# SIMD-friendly Rabin-Karp modification

Author: Wojciech Muła 2014-03-11 2016-01-17 (results from Core i5)

# Algorithm

Rabin-Karp algorithm uses a weak hash function to locate possible substring positions. This modification uses merely equality of the first and the last char of searched substring, however equality of chars can be done very fast in parallel, even without SIMD instruction.

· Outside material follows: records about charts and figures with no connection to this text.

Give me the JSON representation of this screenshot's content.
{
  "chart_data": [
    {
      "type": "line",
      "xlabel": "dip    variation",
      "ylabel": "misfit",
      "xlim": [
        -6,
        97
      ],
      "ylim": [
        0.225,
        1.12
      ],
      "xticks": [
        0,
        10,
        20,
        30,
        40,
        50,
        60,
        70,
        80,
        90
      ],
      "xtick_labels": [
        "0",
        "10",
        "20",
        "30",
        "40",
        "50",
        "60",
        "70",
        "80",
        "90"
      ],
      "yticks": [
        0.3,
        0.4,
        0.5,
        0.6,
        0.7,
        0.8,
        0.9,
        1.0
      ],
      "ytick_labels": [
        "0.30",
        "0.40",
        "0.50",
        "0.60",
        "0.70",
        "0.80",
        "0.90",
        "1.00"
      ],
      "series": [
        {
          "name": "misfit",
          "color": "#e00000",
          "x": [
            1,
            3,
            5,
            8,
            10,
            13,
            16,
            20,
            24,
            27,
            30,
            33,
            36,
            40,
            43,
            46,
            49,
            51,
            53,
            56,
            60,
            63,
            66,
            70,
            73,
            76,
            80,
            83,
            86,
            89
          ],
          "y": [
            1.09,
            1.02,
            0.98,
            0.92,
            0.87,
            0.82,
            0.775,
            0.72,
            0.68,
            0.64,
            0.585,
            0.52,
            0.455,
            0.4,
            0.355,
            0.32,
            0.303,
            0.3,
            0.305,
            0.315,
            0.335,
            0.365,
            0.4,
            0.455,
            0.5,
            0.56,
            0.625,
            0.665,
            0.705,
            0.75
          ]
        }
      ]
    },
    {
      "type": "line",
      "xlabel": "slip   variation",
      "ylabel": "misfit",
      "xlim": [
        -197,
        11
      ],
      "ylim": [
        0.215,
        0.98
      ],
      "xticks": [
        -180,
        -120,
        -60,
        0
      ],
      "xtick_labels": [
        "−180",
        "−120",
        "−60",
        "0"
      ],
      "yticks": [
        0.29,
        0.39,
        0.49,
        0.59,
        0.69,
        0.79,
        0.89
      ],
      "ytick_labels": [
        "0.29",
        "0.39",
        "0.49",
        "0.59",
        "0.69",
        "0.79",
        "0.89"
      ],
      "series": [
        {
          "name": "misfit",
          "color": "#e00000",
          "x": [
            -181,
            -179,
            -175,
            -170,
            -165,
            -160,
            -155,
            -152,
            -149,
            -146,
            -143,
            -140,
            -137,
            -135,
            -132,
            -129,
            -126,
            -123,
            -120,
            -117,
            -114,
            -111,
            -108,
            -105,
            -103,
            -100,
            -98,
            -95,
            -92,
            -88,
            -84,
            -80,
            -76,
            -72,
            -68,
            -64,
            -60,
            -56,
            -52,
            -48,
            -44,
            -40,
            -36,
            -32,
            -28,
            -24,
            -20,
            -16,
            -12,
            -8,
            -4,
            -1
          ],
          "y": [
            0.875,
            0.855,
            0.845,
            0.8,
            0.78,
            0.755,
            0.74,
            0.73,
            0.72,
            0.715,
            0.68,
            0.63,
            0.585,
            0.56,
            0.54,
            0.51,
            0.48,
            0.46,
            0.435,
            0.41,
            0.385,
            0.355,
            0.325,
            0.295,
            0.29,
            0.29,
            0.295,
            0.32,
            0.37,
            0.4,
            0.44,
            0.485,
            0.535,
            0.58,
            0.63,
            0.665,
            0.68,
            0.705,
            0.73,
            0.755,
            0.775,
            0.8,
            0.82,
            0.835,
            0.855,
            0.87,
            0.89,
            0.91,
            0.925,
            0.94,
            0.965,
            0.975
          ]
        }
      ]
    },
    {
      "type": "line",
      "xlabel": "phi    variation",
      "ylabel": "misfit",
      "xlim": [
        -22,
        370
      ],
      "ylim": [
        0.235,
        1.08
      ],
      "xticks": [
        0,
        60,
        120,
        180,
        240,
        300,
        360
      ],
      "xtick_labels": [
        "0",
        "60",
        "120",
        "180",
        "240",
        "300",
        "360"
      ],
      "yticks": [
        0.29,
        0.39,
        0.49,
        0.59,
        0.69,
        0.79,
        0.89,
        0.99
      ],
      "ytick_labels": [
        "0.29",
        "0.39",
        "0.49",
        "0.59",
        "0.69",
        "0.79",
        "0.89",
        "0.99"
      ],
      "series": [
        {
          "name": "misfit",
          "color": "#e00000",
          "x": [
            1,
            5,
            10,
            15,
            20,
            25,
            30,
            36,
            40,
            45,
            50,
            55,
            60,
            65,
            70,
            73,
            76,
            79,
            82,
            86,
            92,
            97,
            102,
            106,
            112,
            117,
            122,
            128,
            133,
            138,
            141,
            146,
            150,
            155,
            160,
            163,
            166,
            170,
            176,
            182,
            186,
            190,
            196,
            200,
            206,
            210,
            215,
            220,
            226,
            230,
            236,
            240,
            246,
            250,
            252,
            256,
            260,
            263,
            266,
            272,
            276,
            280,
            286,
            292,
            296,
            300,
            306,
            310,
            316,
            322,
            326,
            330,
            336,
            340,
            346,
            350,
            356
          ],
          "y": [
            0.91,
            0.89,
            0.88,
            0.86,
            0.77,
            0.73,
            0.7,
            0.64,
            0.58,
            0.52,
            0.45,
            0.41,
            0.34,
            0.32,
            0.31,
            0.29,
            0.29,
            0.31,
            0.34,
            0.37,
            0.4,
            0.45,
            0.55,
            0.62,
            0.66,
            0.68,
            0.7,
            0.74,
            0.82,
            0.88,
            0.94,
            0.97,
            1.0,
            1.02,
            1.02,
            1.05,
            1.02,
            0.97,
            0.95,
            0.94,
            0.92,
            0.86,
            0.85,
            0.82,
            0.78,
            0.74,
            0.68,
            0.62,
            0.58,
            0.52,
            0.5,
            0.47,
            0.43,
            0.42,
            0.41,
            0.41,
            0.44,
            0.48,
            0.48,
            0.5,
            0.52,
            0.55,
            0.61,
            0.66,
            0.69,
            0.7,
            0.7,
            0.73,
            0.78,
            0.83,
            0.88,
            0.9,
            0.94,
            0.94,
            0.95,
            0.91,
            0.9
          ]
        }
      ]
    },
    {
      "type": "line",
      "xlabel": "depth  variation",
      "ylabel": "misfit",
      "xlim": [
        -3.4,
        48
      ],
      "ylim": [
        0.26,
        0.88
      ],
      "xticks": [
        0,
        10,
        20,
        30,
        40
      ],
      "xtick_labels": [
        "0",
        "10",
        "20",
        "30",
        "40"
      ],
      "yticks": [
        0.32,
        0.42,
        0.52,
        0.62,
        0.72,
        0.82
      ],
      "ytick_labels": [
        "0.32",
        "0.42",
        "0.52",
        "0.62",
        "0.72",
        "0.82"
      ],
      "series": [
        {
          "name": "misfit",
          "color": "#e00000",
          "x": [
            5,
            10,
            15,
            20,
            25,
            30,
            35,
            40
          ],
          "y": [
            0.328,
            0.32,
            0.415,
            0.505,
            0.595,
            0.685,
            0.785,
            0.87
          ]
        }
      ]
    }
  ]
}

Let packed_byte(x) is a function that fills a CPU register with byte x, for example on 32-bit architecture:

```// packed_byte(0xab) = 0xabababab
uint32_t packed_byte(uint8_t byte) {
return 0x01010101 * byte;
}
```

In a single iteration two registers are filled with part of string:

```const size_t n = strlen(string);
const size_t k = strlen(substring);

const size_t first = packed_byte(substring[0]);
const size_t last  = packed_byte(substring[k - 1]);

for (size_t i = 0; i < n - k; i += 4) {
const uint32_t block_first = string[i     .. i + 4];
const uint32_t block_last  = string[i + k .. i + k + 4];

...
}
```

Then parallel comparison is done with simple xor:

```const uint32_t first_zeros = block_first ^ first;
const uint32_t last_zeros  = block_last  ^ last;
```

Zero bytes in first_zeros and last_zeros indicate equality of chars. The positions of zero bytes have to be equal, so an additional bit or is needed:

```const uint32_t zeros = first_zeros | last_zeros;
```

Getting zeros requires only:

• two memory fetches,
• two bit-xor,
• one bit-or.

Now we have to check if zeros has any zero bytes, then iterate through zeros and perform byte-wise comparisons for all zero bytes:

```if (has_zero_byte(zeros)) {
for (int j = 0; j < 4; j++) {
if (is_zero(zeros, j) && memcmp(&string[i + j], substring, k) == 0) {
return i + z;
}
}
}
```

Function has_zero_byte(uint32_t word) could be implemented using algorithm from Bit Twiddling Hacks — Determine if a word has a zero byte. Function is_zero(uint32_t word, int k) may use results from has_zero_byte (warning: this method has a drawback).

The worst case complexity is O(n*m). However the method minimize memory fetches during a string scan, also comparisons are performed in parallel, and no preprocessing is required (except two packed_byte calls before the main loop).

# Sample programs

Sample implementation is available.

After run make analyze32 or make analyze64 famous document 386intel.txt is downloaded, split to words and all these words (~4500) are searched in the text.

Following function are measured:

• C++ std::string::find
• C strlen
• custom — implementation of the algorithm presented here

# Experiments

## Results from Core i5 (64-bit architecture)

GCC 4.9.2:

```custom vs std::string::find
----------------------------------------------------------------------------
slower:    12  ( 0.26%) =
same speed:    30  ( 0.65%) =
2.00 - 2.99 faster:   447  ( 9.75%) ====
3.00 - 3.99 faster:  3082  (67.22%) =================================
4.00 - 4.99 faster:   782  (17.06%) ========
5.00 - 5.99 faster:   160  ( 3.49%) =
6.00 - ...  faster:    68  ( 1.48%) =

custom vs strlen
----------------------------------------------------------------------------
slower:  4506  (98.28%) =================================================
same speed:    65  ( 1.42%) =
2.00 - 2.99 faster: N/A
3.00 - 3.99 faster: N/A
4.00 - 4.99 faster: N/A
5.00 - 5.99 faster: N/A
6.00 - ...  faster:    14  ( 0.31%) =
```

## Results from Pentium M (32-bit architecture)

```custom vs std::string::find
----------------------------------------------------------------------------
slower:    19  ( 0.41%) =
same speed:    78  ( 1.70%) =
2.00 - 2.99 faster:  3282  (71.58%) ===================================
3.00 - 3.99 faster:  1037  (22.62%) ===========
4.00 - 4.99 faster:    32  ( 0.70%) =
5.00 - 5.99 faster:     7  ( 0.15%) =
6.00 - ...  faster:     4  ( 0.09%) =

custom vs strlen
----------------------------------------------------------------------------
slower:    10  ( 0.22%) =
same speed:    49  ( 1.07%) =
2.00 - 2.99 faster:   806  (17.58%) ========
3.00 - 3.99 faster:  1520  (33.15%) ================
4.00 - 4.99 faster:  1003  (21.88%) ==========
5.00 - 5.99 faster:   928  (20.24%) ==========
6.00 - ...  faster:   219  ( 4.78%) ==
```

## Summary

• For the 32-bit code the presented method is around 2-4 times faster than C++ find, and around 2-6 times faster than C strlen.
• For the 64-bit code the presented method is faster than C++ find, however plan C strlen beats it.